A commentator supporting Netanyahu in an article published in the American magazine Foreign Affairs gives details of Israel’s victory that contradict many other articles in the journal and even the comments of some senior writers of the New York Times In the article written by John Spencer, a former American military officer and expert in urban warfare, he chose for his title such a title: Israel wins, but a lasting victory over Hamas requires the establishment of new leadership in Gaza. The article adds that one of the signs of Israel’s victory is that it has complete control over the entire Gaza Strip, including its northern and southern borders with Egypt, and has established a buffer zone between Gaza and Israeli settlements to its north. In fact, residents of some of these areas have begun to return to their homes after the frequency of rocket fire from Palestinian factions dropped from thousands to no more than dozens. Hamas has also lost the ability to directly rule Gaza.
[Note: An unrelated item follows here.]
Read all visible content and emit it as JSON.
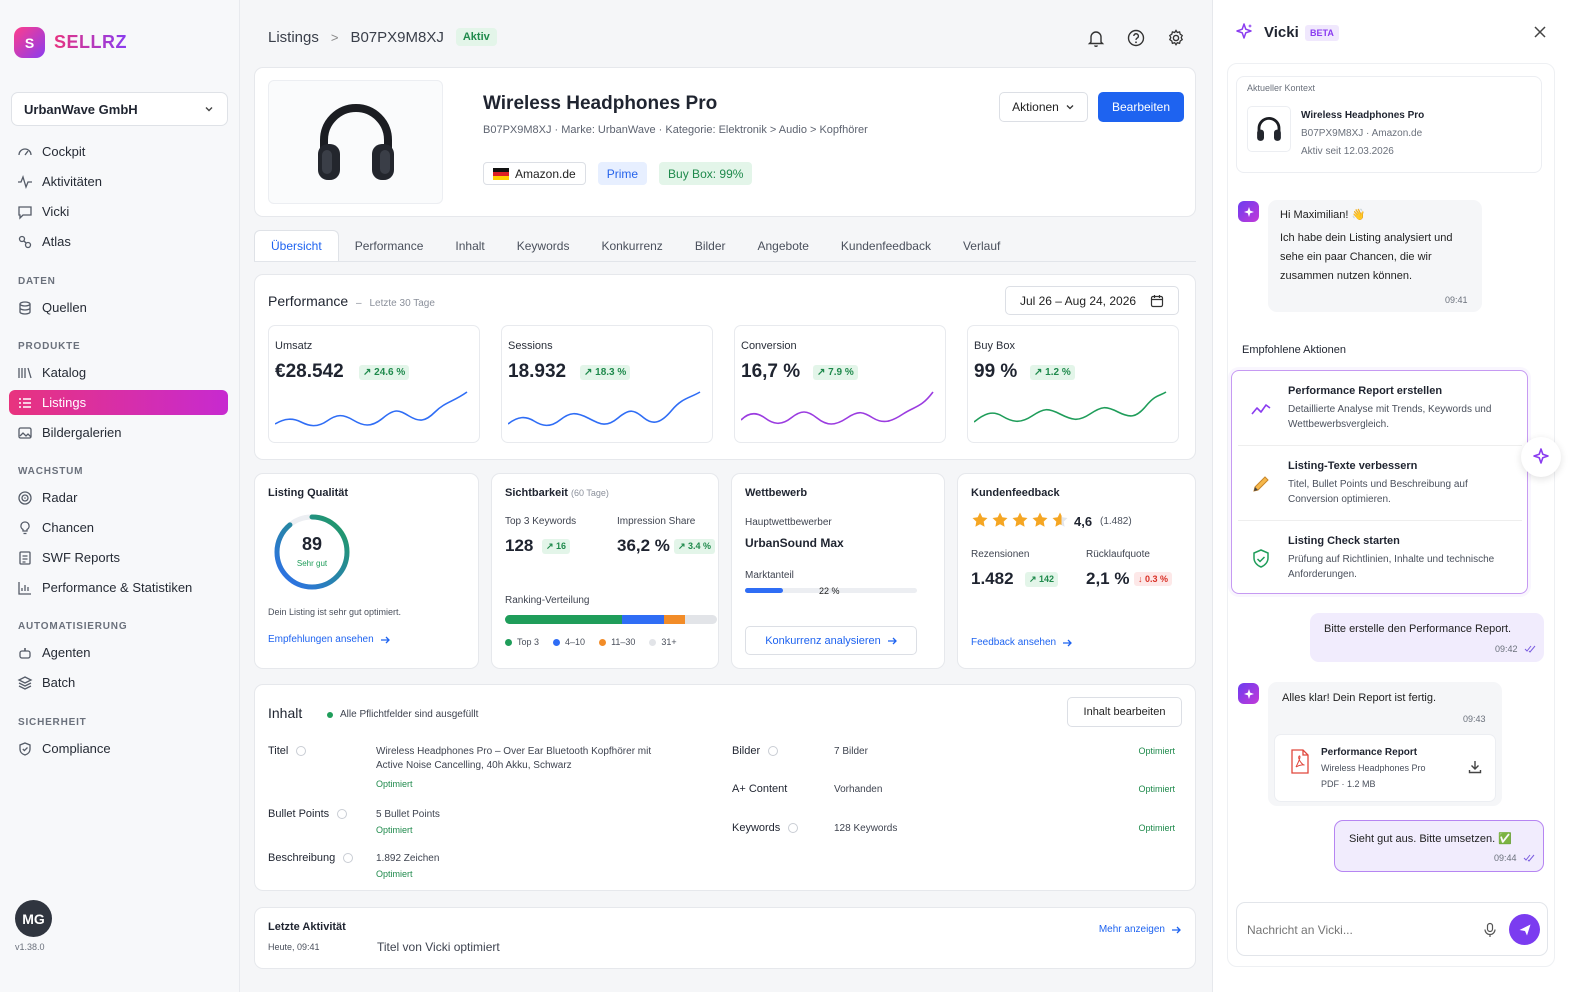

But as Netanyahu himself detailed in his speech to Congress, the next stage of Israel’s victory in Gaza is to find alternative leadership to Hamas to govern the Strip and to re-educate Palestinian men and women to have friendly feelings toward Israel, but in Spencer’s words, reconciliation between the Palestinians and Israelis.
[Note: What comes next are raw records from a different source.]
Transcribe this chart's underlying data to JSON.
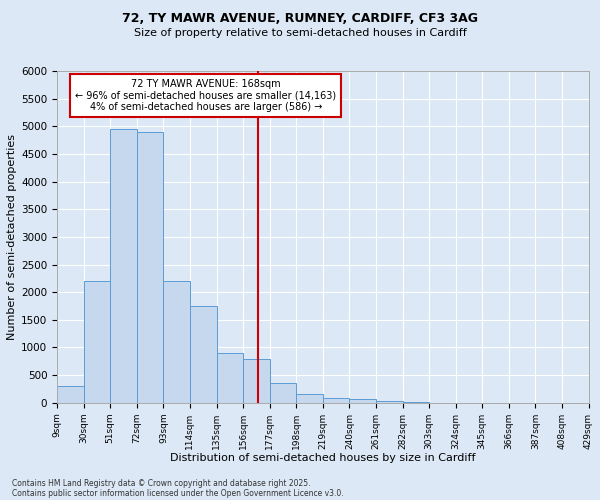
{
  "title_line1": "72, TY MAWR AVENUE, RUMNEY, CARDIFF, CF3 3AG",
  "title_line2": "Size of property relative to semi-detached houses in Cardiff",
  "xlabel": "Distribution of semi-detached houses by size in Cardiff",
  "ylabel": "Number of semi-detached properties",
  "footer_line1": "Contains HM Land Registry data © Crown copyright and database right 2025.",
  "footer_line2": "Contains public sector information licensed under the Open Government Licence v3.0.",
  "annotation_title": "72 TY MAWR AVENUE: 168sqm",
  "annotation_line1": "← 96% of semi-detached houses are smaller (14,163)",
  "annotation_line2": "4% of semi-detached houses are larger (586) →",
  "property_size": 168,
  "bar_color": "#c5d8ed",
  "bar_edge_color": "#5b9bd5",
  "vline_color": "#cc0000",
  "annotation_box_color": "#cc0000",
  "background_color": "#dce8f5",
  "grid_color": "#ffffff",
  "ylim": [
    0,
    6000
  ],
  "yticks": [
    0,
    500,
    1000,
    1500,
    2000,
    2500,
    3000,
    3500,
    4000,
    4500,
    5000,
    5500,
    6000
  ],
  "bin_edges": [
    9,
    30,
    51,
    72,
    93,
    114,
    135,
    156,
    177,
    198,
    219,
    240,
    261,
    282,
    303,
    324,
    345,
    366,
    387,
    408,
    429
  ],
  "bin_labels": [
    "9sqm",
    "30sqm",
    "51sqm",
    "72sqm",
    "93sqm",
    "114sqm",
    "135sqm",
    "156sqm",
    "177sqm",
    "198sqm",
    "219sqm",
    "240sqm",
    "261sqm",
    "282sqm",
    "303sqm",
    "324sqm",
    "345sqm",
    "366sqm",
    "387sqm",
    "408sqm",
    "429sqm"
  ],
  "counts": [
    300,
    2200,
    4950,
    4900,
    2200,
    1750,
    900,
    800,
    350,
    150,
    80,
    60,
    30,
    10,
    0,
    0,
    0,
    0,
    0,
    0
  ]
}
What practical implications does the vision of Netanyahu and his supporters have?
Whatever we think of the statements of Netanyahu and his supporters, what they say and repeat reveals his real intentions, which are reflected in his stance towards the Palestinians and his Iranian and Lebanese supporters. Whatever the views of the US administration, Netanyahu does not intend to give up control of Gaza, nor does he intend to limit the conflict with Hamas in Gaza to the borders of Gaza, but wants to transfer this conflict to the entire Middle East. The Eastern theater ultimately by confronting the Iranian nuclear program, even if this program has not yet reached the capability to develop nuclear weapons. Thus, he will delay the ongoing negotiations with Hamas, with the mediation of the United States, the presence of Egypt and Qatar, and take the opportunity of the reaction of Hezbollah and Iran to escalate the situation with them and provoke Iran to go to war. The United States will be forced to engage with Israel under the pretext of defending Israel’s security.
Netanyahu relies on a confirmed majority in the Knesset and growing support for him from Israeli public opinion, which will accept nothing less than a complete defeat for Hamas and the inability of Israel’s military and security leaders to challenge what they call “Islamic State.” On the political level, the elected civilian leadership has the final say on war or peace, and the U.S. government in an election year can only go along with Israel’s decisions, as can the Arab governments, some of whom do not want a political victory for Hamas.
Netanyahu’s mistake was that, like the US administration, he failed to take into account the people’s capacity for resistance in his calculations.